We discussed the possibility of a plan of the future which draws on the look of these early maps, with rents, gaps and tears. A circular map of Soho with “Here Be Dragons” beyond, inventing future aesthetics from the past. Sam discussed the possibility of shifting from a 2D plan view to an image of an elevation, projected from the participant’s perspective and also of triggering animated drawings. I wondered whether something similar could be achieved in a less complex way, by walking. Zoomed-in to your location and tracking your movements, the simplified map could shift to reveal a higher level of detail, or an elevation as you reach one of the locations a performer will describe in detail. We talked about whether it would be possible to bring different styles of representation together on the networked canvas, perhaps related to the distance into the future, and how the aesthetic of the pre-drawn architecture should resemble that of the drawings Sam can produce immediately from listening to participants live. We took a look at the realtime sketching application that Elliot’s developing (see below) and Sam felt this would work well, that it’s limitations would be productive, although he did think that the tools proposed, selecting pencil sizes, colours and an eraser would be very useful. As he said, it’s possible, just possible he’ll make a mistake. We’re looking forward to trialing the networked drawing application during the week of 13th September, improvising between drawing and performing on the Soho streets. I pointed Sam towards Dan’s suggestion of Cloudmade as a way of adapting a bespoke future map.
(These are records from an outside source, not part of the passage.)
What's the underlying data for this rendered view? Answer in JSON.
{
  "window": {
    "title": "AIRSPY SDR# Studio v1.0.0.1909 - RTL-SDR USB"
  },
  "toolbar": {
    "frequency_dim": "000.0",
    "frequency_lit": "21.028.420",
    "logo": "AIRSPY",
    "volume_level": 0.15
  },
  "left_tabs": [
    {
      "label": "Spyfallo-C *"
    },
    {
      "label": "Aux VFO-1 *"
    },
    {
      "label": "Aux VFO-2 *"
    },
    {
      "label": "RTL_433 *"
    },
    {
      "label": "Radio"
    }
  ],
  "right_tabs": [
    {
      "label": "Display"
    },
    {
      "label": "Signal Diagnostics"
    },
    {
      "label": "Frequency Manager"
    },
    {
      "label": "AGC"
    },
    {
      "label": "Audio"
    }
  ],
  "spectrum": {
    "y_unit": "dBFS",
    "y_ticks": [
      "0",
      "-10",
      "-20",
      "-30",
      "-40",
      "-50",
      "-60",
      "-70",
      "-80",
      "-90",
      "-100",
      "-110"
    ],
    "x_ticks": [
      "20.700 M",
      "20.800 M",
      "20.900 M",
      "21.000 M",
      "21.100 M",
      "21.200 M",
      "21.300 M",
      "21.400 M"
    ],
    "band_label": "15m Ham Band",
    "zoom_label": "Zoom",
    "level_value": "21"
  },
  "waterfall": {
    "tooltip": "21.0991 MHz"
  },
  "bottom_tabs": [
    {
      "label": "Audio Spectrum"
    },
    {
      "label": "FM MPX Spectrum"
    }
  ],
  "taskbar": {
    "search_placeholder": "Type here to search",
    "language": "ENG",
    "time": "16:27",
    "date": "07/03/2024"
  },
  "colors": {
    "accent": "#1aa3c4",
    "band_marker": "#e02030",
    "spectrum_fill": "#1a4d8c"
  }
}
Sam and myself walked through Soho as I narrated the project, pointing out possible locations, facades covered with scaffold-sheeting and buildings that will be demolished to make way for the Crossrail ticket office/station. We sat on the grass in Soho Square, by the statue of Charles II and Kirsty MacColl’s bench, inscribed with the words, “One day I’ll be waiting there”. I read my science fiction of Soho twenty years from now aloud and Sam listened, looking around and making connections from this possible to now. A helicopter hovering overhead became an unmanned drone and the half-timbered mock Tudor gardener’s hut became an etching on a glass and steel pavilion. As dusk came we were ushered out of Soho Square. We wondered whether, as the projections are reliant on darkness, we should be writing around an imagined Soho at twilight or at night. We like the materiality of unfolding the blank map and of this interface, but of course there would be some advantages to an iPad, being able to see it during Soho’s vibrant daytime and sit with it in a park on your lap.
Shortly after working with us on our project, Sam is probably touring America as the banjo player in a band. I can’t help imagining him getting up from his graphics tablet, appearing from behind the screen, like The Wizard of Oz, to play banjo as a conclusion to the gathering around the map, singing Leonard Cohen’s ‘The Future’ perhaps, from the balcony of the Soho Theatre. Only a playful imagining I promise. You can take a look at Sam’s previous work here.